I ran around the fire my first night, anxious to hear how everything had been, conditions, life updates, canyon plans. The leprechauns had been thrown around as mild options. Perfect.

My goal was to get to 100 canyons by the end of the year, so linkups were the plan. Northwash has a variety of linkups that go, yet the amount of ice that formed on upclimbs, and snow and potentially melted snow had me second-guessing my proposed amount of volume within each day.

The Leps were wonderful, with West being my favorite.

Sometimes freezefest is about hanging out. Other years it’s about really getting after it. This year was more the former, as few wanted to get snowed out of canyons, and even fewer wanted to get wet, so the options were few and far between.

Tom Jones and I bailed out of the East fork early as water was to be expected. Phew. The next day, a huge group of us did the Shillelaghs and Tom and I did the second one just the two of us. Thanks Tom!

We stemmed through cinnamon-sugar snow (snow+sand) and kept warm on the rappels. I could finally feel my feet by the end of the day. Back to camp to replenish and chillax. Oh Northwash. What short trip, and only had me itching for more. 


Scenic Slots of Southern Utah Canyon Country

Famed for a movie named after hours spent in suffering. A location you’d stumble upon only if lost. A canyoneer’s home for a solid weekend. Robbers Roost. 

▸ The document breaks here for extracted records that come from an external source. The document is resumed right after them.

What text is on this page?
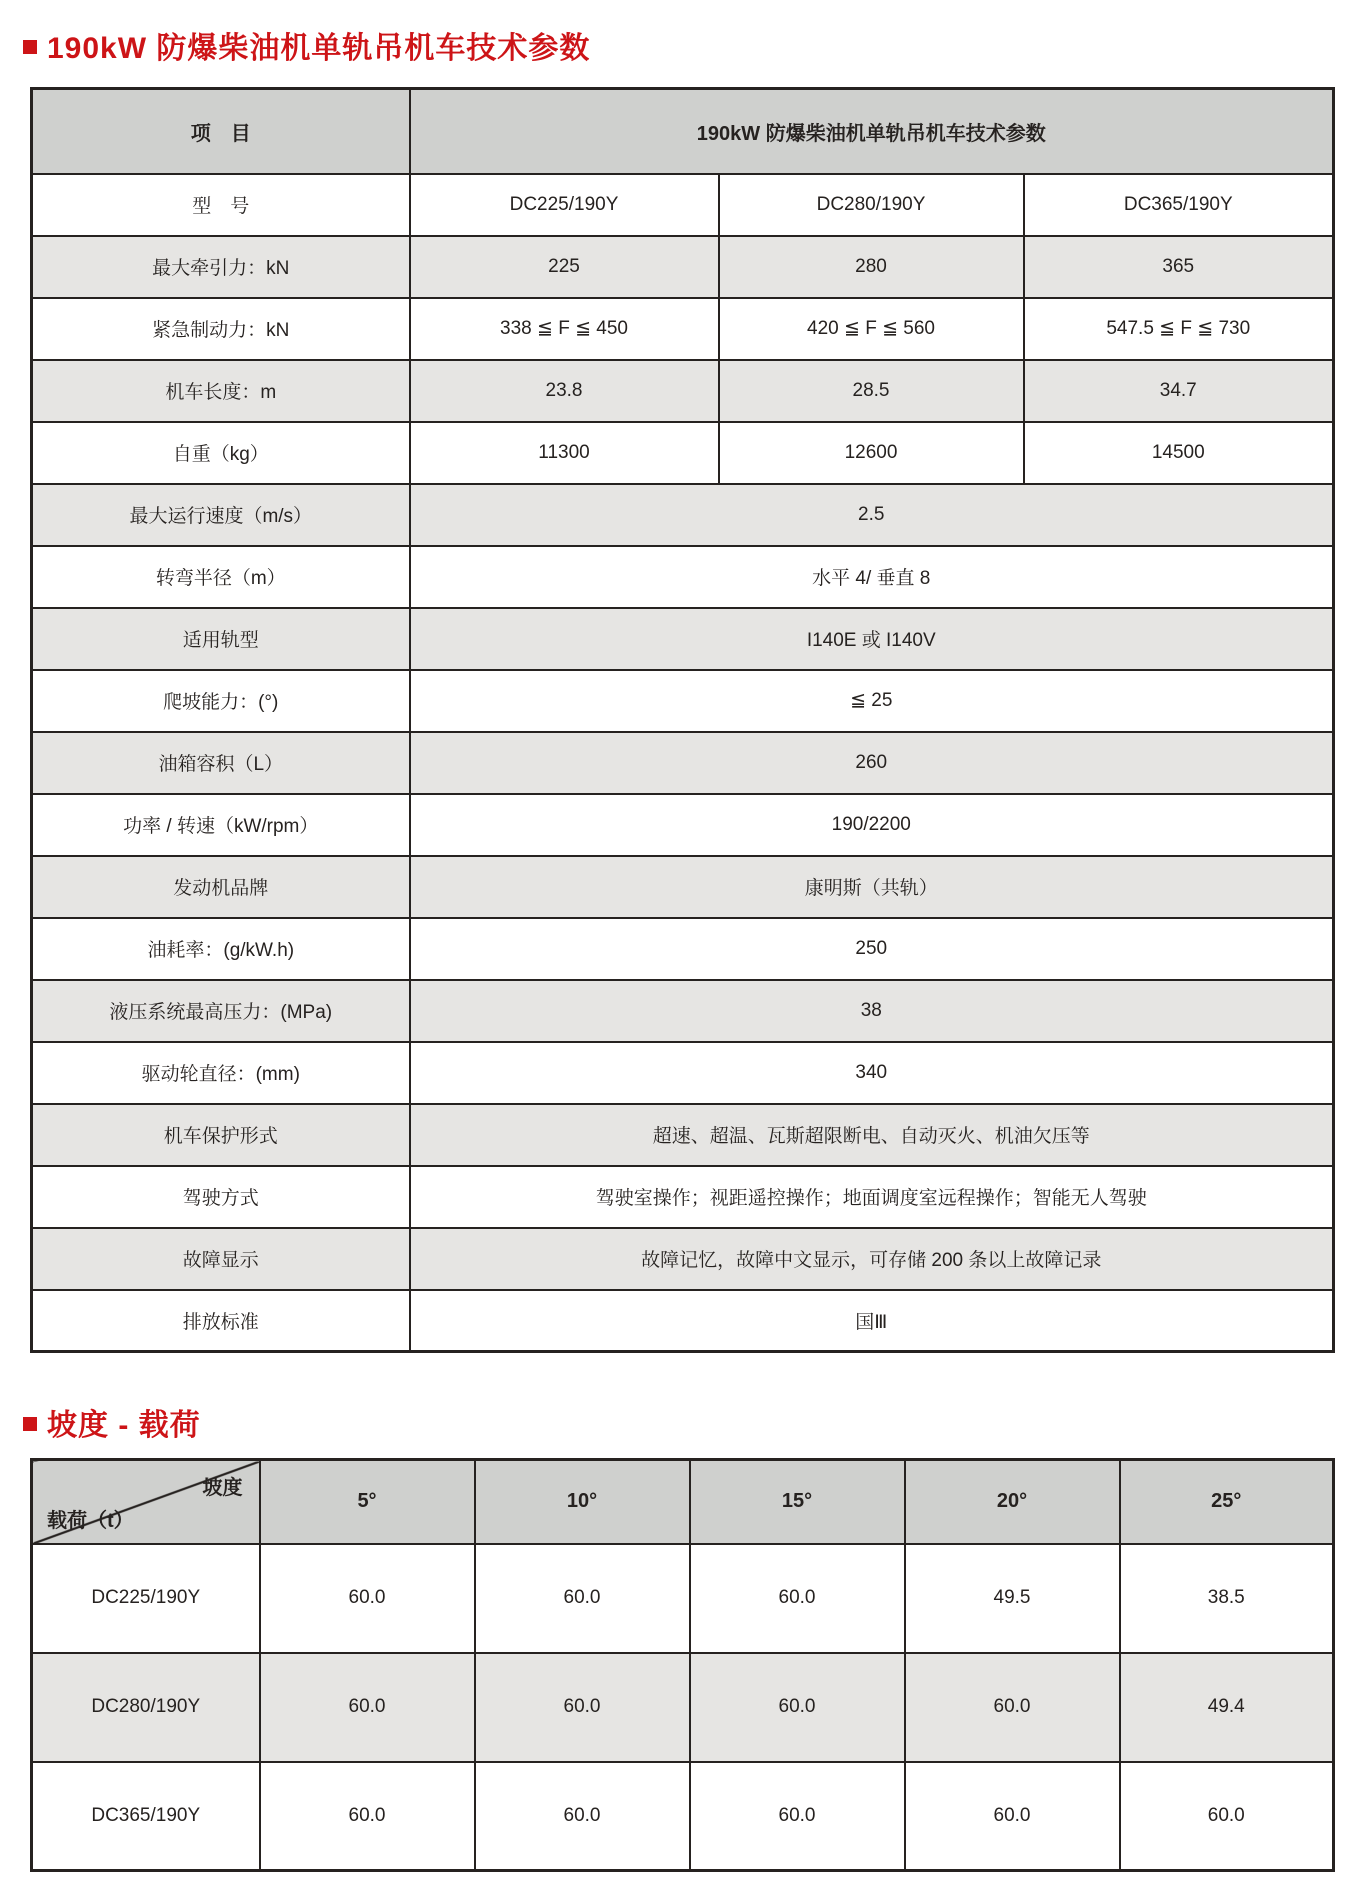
190kW 防爆柴油机单轨吊机车技术参数
项　目	190kW 防爆柴油机单轨吊机车技术参数		
型　号	DC225/190Y	DC280/190Y	DC365/190Y
最大牵引力：kN	225	280	365
紧急制动力：kN	338 ≦ F ≦ 450	420 ≦ F ≦ 560	547.5 ≦ F ≦ 730
机车长度：m	23.8	28.5	34.7
自重（kg）	11300	12600	14500
最大运行速度（m/s）	2.5		
转弯半径（m）	水平 4/ 垂直 8		
适用轨型	I140E 或 I140V		
爬坡能力：(°)	≦ 25		
油箱容积（L）	260		
功率 / 转速（kW/rpm）	190/2200		
发动机品牌	康明斯（共轨）		
油耗率：(g/kW.h)	250		
液压系统最高压力：(MPa)	38		
驱动轮直径：(mm)	340		
机车保护形式	超速、超温、瓦斯超限断电、自动灭火、机油欠压等		
驾驶方式	驾驶室操作；视距遥控操作；地面调度室远程操作；智能无人驾驶		
故障显示	故障记忆，故障中文显示，可存储 200 条以上故障记录		
排放标准	国Ⅲ		
坡度 - 载荷
坡度
载荷（t）	5°	10°	15°	20°	25°
DC225/190Y	60.0	60.0	60.0	49.5	38.5
DC280/190Y	60.0	60.0	60.0	60.0	49.4
DC365/190Y	60.0	60.0	60.0	60.0	60.0
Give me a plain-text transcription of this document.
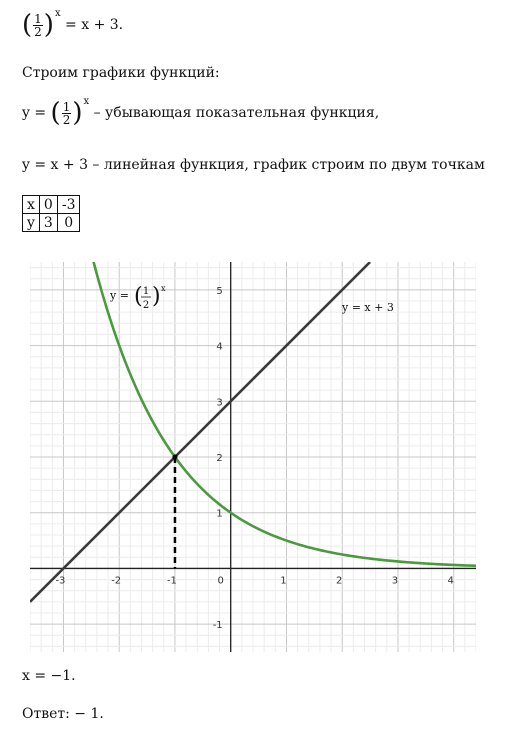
( $\frac{1}{2} )^x = x + 3$.
Строим графики функций:
y = ( $\frac{1}{2} )^x$ – убывающая показательная функция,
y = x + 3 – линейная функция, график строим по двум точкам
x	0	-3
y	3	0
-3	-2	-1	0	1	2	3	4
-1
1
2
3
4
5
y = ( 1
2 ) x
y = x + 3
x = −1.
Ответ: − 1.
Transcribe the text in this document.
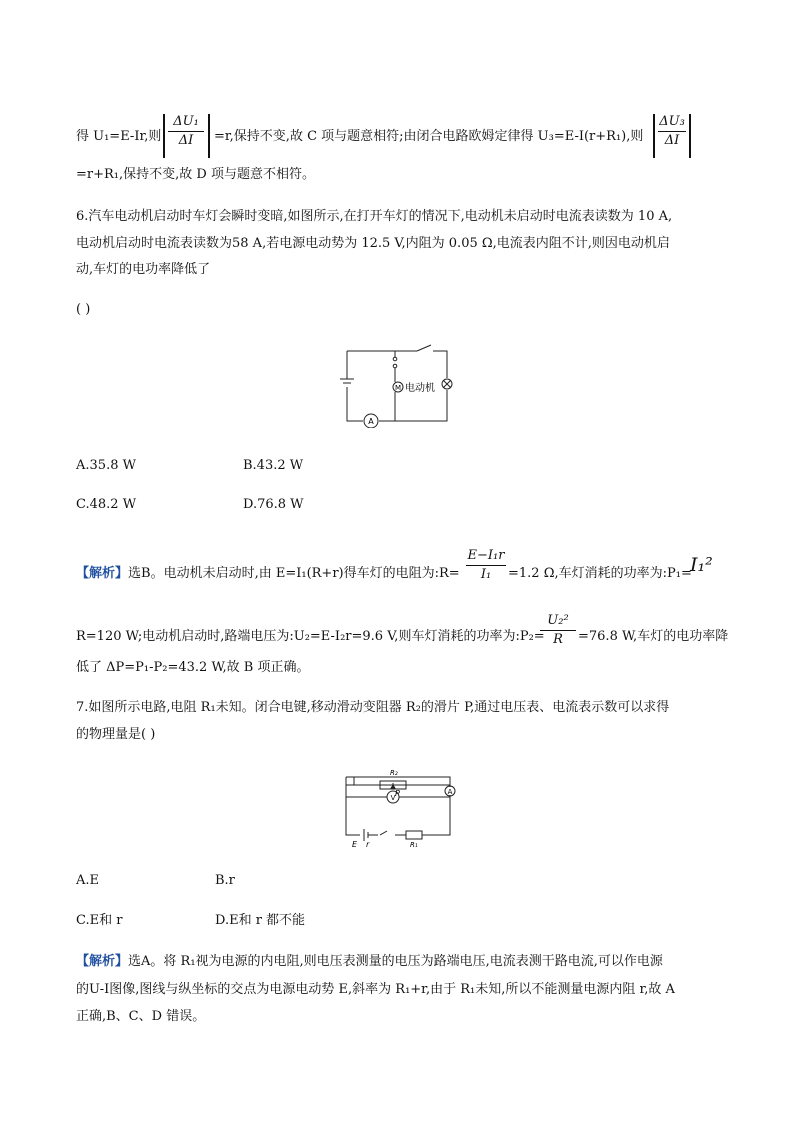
得 U₁=E-Ir,则
ΔU₁
ΔI	=r,保持不变,故 C 项与题意相符;由闭合电路欧姆定律得 U₃=E-I(r+R₁),则
ΔU₃
ΔI
=r+R₁,保持不变,故 D 项与题意不相符。
6.汽车电动机启动时车灯会瞬时变暗,如图所示,在打开车灯的情况下,电动机未启动时电流表读数为 10 A,
电动机启动时电流表读数为58 A,若电源电动势为 12.5 V,内阻为 0.05 Ω,电流表内阻不计,则因电动机启
动,车灯的电功率降低了
( )
M 电动机
A
A.35.8 W	B.43.2 W
C.48.2 W	D.76.8 W
【解析】选B。电动机未启动时,由 E=I₁(R+r)得车灯的电阻为:R=
E−I₁r
I₁	=1.2 Ω,车灯消耗的功率为:P₁=
I₁²
R=120 W;电动机启动时,路端电压为:U₂=E-I₂r=9.6 V,则车灯消耗的功率为:P₂=
U₂²
R	=76.8 W,车灯的电功率降
低了 ΔP=P₁-P₂=43.2 W,故 B 项正确。
7.如图所示电路,电阻 R₁未知。闭合电键,移动滑动变阻器 R₂的滑片 P,通过电压表、电流表示数可以求得
的物理量是( )
R₂
P
V
A
E r	R₁
A.E	B.r
C.E和 r	D.E和 r 都不能
【解析】选A。将 R₁视为电源的内电阻,则电压表测量的电压为路端电压,电流表测干路电流,可以作电源
的U-I图像,图线与纵坐标的交点为电源电动势 E,斜率为 R₁+r,由于 R₁未知,所以不能测量电源内阻 r,故 A
正确,B、C、D 错误。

Why the ominous title? Some history according to le wiki: The hideout was considered ideal because of the rough terrain. It was easily defended, difficult to navigate into without detection, and excellent when the gang needed a month or longer to rest and lie low following a robbery. It was while hiding out at Robbers Roost that Elzy Lay and Butch Cassidy first formed the Wild Bunch gang. The Wild Bunch gang, early on led by Cassidy and his closest friend Elzy Lay, developed contacts inside Utah that gave them easy access to supplies of fresh horses and beef, most notably the ranch owned by outlaw sisters. The gang constructed cabins inside Robbers Roost to help shield them from the harsh winters. There, they stored weapons, horses, chickens, and cattle.


Okokok so fast forward from the 1890s to the 2019s and you’ll find an equally vibrant and eclectic band of hooligans up to no good.. 


Day 1: reports of dry canyons had the photographers itching to check out one of the more gorgeous canyons in the area. You want tight corridors, swirly sandstone, AND beautiful reflected light? Done

What about stemming? Oh ya.. 


Arches in canyons? It happens. Do you know the difference between an arch and a bridge? According to the Natural Bridge and Arch Society (yes yes you read that correctly..) “a natural bridge is distinguished from other types of natural arches by having one or more of the following attributes: a current of water, such as a stream, clearly was a major agent in the formation of the opening.” So, an arch formed via water is a bridge. Ok. Enough science. 


I was able to practice my 3 main concepts of canyoneering photography: leading lines, layers, and light. Photographing while leaning to the side, crouching down to capture the ground as a foreground, and taking advantage of reflected light, or the soft glow that’s sources from farther up or down-canyon.



And then.. POOF! Canyoneers appear from the sky!


A hike out and halloween fest were in order


Next day was more technically challenging. No bolts for anchors? Ghost it! Use rocks! Sticks! Go! 



It can get a little hectic: the organization, the yard sale of gear that occurs at most rappels where anchors need rebuilding, the sequencing of human bodies in tight spaces, the coordination of gear that these humans possess. It makes me so happy. Sometimes it’s a well-oiled machine and everyone knows their place/strength and other times it’s a mad dash and intense combination of opinions and techniques. Either way, it’s a joy, because it’s all within the watchful walls of ancient dunes and seabeds that we now explore.